Ever wonder why you’ve had more strategy conversations than you can count, but not a single strategist discussion you can remember?
Nor are you alone. Most individuals and organizations focus on strategy, not strategists.
Welcome to the strategy trap.
The strategy trap is easy to explain but hard to escape. It operates by prioritizing strategy and deprioritizing the strategist. Translation: Strategy is the rock star that gets idolized, strategists are the roadies that get ignored.
Skeptical? When was the last time you read a book on strategists, not strategy? When was the last time your organization invested in strategists, not strategy? How many academic programs center on strategists, not strategy?
Year after year, strategists get downplayed. And it’s a short trip from downplayed to deprioritized. When strategists are neglected, their marginalization is normalized. Their absence becomes the extent of their presence.
That’s why the strategy trap is so insidious. It not only prioritizes strategy over the strategist but it also makes the strategist seem irrelevant.
The bottom line: Strategy is all about strategy. It breathes its own exhaust.
Strategy has made a career out of ignoring the strategist.
But here’s the breakthrough insight: Things don’t have to be this way.
THE CHOICE
Every individual and organization has a clear-cut choice to make. Are you going to focus on strategy or strategists?
In choosing strategy, the world remains much the same. And that may be desirable if you’re launching one wildly successful strategy after another. But the data suggest otherwise. Research shows a vast majority of strategies fail to achieve their desired results.
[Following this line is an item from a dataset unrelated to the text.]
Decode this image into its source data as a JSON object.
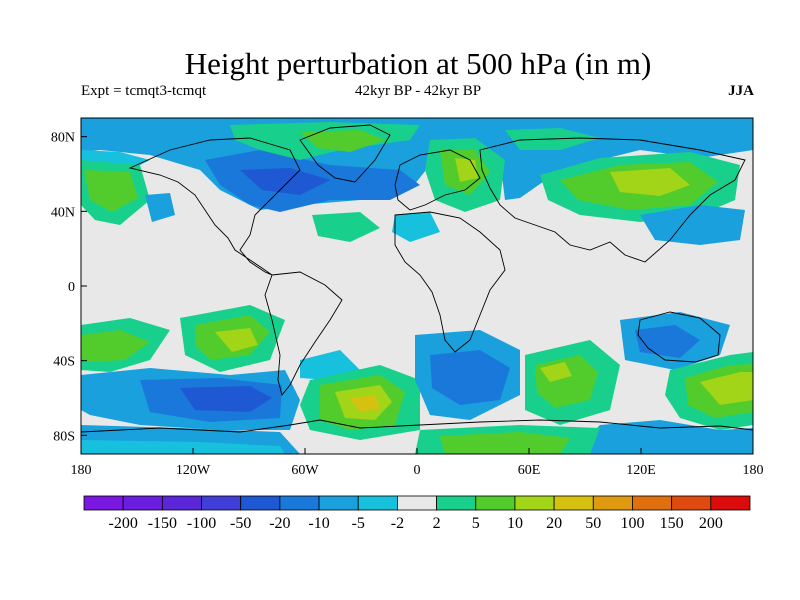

What other workflow could fail more often than it succeeds and still hold your organization’s perpetual allegiance?
In choosing strategists, the world unfolds in a radically different way. You see strategists as the upstream cause. And you see strategy as the downstream effect. You therefore choose to push upstream to focus, first and always, on strategists.
All strategy then flows from there.
In a strategist-driven world, the solution is strikingly simple: The best way to generate more and better strategies is to cultivate more and better strategists. Full stop.